Frotte, frotte, frotte Souffle dont Éole péteux, souffle !! Va-t-en fichu nuage de mes deux. Dieu foutrassié ! Si je t’attrape, je vais te faire pleurer, moi ! Et bougre de soleil, pointe-toi fissa manant pieds nus ! Comment voulez-vous faire quelque chose avec une guenille pareille ? Ce n’est pas un chandail, c’est un torchon ! Il manquait en effet d’emporter une maille à chaque mouvement. Et cette enfant… Le miracle c'est qu’elle tienne encore au bout de son cou !

Alors maintenant, diable de Ra, montre-toi ! Si tu ne le fais pas pour moi, fais le pour elle ! Ne vois-tu pas le calvaire qu’elle endure, à se faire tripatouiller ainsi la carcasse en attendant ton bon vouloir ? Allez, un beau geste ! Montre-toi ! Il était sans doute heureux que, pour une fois, pareil langage ne quitte pas ses lèvres.


Castor aurait voulu être luthier. Caresser le bois comme d'autres les femmes. Aussi ne voyait-il pas bien ce qu’il faisait, allongé en chien de fusil, sur ce sol bardé d’échardes vicieuses. Assurément, aucune essence n’aurait subi pareille dégradation sous ces mains ! Ô éclisse ! Ô mort… Un faisceau de lumière aveuglante se déversait sur la jeune enfant. Les mains de Bourdon s’étaient soudain écartées de sa tête et ses épaules où elles s’affairaient depuis de longs instants, cachant entièrement la frêle silhouette aux regards de Castor. A présent, le petit bonhomme s’était reculé pour laisser à tout le monde le soin de constater le nouveau miracle qui se produisaient devant leurs yeux : une auréole dorée ondoyait doucement autour du crâne de la jeune fille.

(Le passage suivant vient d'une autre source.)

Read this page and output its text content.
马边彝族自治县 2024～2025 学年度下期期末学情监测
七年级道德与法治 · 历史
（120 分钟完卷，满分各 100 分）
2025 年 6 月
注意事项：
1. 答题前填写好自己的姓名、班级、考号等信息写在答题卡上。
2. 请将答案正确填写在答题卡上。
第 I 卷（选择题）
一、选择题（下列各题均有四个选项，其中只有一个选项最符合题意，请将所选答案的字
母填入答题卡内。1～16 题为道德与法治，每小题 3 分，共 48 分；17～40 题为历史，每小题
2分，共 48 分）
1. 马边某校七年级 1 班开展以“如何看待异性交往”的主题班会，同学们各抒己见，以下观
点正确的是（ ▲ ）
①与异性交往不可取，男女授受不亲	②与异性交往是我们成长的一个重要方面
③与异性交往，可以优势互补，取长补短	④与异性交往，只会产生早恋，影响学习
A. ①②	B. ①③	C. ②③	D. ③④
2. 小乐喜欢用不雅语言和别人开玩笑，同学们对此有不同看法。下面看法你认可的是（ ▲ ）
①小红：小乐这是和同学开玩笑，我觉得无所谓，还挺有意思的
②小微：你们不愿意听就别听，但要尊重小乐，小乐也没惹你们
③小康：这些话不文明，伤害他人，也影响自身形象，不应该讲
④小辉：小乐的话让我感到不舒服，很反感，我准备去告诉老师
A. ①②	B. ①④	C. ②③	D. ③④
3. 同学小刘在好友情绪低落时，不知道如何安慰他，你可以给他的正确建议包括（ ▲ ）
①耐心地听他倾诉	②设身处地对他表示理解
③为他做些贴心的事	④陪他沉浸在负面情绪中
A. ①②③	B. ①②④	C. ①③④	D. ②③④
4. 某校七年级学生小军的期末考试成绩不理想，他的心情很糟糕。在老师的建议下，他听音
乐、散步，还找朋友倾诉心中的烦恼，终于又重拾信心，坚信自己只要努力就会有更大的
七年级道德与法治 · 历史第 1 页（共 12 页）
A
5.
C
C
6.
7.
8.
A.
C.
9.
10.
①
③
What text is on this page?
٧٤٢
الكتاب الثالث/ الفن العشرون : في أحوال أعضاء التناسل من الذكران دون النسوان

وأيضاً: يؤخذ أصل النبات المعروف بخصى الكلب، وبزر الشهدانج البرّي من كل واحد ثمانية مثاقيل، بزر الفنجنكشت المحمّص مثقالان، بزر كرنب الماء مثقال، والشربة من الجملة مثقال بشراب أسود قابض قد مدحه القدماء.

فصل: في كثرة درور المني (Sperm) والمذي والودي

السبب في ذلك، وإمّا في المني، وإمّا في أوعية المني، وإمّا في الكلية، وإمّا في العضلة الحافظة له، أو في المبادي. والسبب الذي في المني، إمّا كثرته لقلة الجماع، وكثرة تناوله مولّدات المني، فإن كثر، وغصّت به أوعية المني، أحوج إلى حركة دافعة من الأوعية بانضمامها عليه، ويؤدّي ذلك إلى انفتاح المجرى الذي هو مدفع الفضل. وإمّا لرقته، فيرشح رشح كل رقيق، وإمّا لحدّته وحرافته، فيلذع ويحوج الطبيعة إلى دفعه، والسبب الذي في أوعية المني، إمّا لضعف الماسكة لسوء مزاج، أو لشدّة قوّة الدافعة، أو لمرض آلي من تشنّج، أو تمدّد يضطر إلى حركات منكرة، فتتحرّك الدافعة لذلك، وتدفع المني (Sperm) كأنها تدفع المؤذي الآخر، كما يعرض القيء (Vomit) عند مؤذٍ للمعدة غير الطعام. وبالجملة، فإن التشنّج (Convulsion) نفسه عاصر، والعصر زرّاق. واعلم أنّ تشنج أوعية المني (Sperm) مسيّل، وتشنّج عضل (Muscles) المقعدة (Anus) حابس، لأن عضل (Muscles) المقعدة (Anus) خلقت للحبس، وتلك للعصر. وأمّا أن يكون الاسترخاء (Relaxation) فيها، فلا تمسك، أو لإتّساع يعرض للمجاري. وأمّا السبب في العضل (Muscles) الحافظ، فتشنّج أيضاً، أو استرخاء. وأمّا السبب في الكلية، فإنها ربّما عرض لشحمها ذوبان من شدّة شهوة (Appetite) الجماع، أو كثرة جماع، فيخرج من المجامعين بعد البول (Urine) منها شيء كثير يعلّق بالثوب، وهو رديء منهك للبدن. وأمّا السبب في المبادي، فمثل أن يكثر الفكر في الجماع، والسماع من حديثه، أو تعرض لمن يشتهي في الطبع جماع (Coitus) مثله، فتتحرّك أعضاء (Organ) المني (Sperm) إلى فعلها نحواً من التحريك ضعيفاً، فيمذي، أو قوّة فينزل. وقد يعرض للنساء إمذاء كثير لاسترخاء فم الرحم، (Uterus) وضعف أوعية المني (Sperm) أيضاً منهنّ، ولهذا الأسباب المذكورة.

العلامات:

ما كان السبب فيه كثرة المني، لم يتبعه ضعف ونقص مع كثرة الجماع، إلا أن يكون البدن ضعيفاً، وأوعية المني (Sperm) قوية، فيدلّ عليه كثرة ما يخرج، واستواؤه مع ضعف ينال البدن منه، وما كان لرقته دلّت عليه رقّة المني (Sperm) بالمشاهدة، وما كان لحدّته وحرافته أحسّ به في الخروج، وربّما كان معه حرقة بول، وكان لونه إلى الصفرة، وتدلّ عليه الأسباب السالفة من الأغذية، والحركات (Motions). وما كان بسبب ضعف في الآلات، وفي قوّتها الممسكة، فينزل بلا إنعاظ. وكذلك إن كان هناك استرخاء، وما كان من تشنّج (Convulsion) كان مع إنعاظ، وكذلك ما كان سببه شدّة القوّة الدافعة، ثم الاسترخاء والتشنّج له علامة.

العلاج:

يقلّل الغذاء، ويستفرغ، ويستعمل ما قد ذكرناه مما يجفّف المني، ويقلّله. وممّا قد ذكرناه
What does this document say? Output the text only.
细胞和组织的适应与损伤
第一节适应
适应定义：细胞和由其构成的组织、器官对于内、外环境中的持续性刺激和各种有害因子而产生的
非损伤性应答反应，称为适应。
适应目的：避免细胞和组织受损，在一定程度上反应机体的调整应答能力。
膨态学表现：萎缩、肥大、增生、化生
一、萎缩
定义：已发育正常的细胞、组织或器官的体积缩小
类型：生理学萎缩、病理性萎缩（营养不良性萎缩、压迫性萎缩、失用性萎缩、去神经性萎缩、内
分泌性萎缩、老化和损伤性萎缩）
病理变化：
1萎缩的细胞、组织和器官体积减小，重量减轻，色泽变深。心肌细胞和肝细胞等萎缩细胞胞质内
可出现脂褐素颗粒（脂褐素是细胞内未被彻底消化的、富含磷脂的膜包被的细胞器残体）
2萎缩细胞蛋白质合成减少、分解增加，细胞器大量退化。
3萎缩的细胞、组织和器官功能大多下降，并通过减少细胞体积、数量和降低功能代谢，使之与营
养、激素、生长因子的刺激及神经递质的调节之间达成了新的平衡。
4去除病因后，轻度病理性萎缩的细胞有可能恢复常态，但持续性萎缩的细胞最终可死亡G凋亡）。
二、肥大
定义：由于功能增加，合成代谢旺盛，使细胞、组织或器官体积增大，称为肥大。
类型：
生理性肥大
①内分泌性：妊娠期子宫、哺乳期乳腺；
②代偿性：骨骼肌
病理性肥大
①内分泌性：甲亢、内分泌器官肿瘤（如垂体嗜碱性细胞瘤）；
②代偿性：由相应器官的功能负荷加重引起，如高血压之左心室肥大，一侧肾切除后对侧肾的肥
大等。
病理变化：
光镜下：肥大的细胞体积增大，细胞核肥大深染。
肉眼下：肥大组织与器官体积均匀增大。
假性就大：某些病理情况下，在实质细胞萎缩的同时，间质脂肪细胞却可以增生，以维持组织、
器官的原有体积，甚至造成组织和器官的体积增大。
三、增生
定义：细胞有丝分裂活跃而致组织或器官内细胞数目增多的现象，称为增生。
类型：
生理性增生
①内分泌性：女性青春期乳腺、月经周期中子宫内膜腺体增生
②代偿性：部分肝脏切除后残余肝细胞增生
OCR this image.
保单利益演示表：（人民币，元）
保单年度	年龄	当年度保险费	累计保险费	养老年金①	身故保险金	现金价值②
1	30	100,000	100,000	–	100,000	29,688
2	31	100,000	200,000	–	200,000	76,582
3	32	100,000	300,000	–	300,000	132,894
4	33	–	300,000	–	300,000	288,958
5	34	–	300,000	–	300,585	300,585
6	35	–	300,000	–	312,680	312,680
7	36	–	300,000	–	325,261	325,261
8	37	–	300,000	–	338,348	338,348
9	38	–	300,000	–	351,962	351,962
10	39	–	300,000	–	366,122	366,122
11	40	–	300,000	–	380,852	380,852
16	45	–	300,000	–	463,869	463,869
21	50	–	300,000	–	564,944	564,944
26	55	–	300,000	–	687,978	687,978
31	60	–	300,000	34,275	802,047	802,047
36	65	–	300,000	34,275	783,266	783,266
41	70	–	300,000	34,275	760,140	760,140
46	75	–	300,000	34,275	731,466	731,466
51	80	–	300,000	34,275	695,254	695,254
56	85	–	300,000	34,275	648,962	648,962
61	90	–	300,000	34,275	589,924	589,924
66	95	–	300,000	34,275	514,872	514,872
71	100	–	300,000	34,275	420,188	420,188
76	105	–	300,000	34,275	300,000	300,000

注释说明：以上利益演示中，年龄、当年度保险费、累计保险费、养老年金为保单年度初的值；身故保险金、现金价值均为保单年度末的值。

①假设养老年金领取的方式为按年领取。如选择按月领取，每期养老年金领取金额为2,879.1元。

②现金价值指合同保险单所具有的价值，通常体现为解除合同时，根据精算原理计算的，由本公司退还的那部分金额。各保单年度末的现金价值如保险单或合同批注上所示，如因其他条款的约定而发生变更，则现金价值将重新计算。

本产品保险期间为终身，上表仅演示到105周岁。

La peau translucide de la malade prenait à présent un éclat nouveau et agréable, doucement rosi par la chaleur du soleil de juin.


Un faisceau de lumière aveuglante se déversa sur la jeune enfant. Bourdon avait allègrement frictionné le chandail rapiécé du bas du dos à la nuque. Ses mains s'écartèrent enfin, laissant apparaître une auréole de cheveux fins et dorées, autour du crâne de la petite fille. Le rai de lumière choisit cet instant précis pour révéler l'aura, jusqu'à présent insoupçonnée de la malade. Les visages de l’audience s’éclairèrent d’un espoir aux profondeurs insondables, prenant à présent un éclat nouveau.

On ne pouvait pas dire qu’il avait volé son miracle.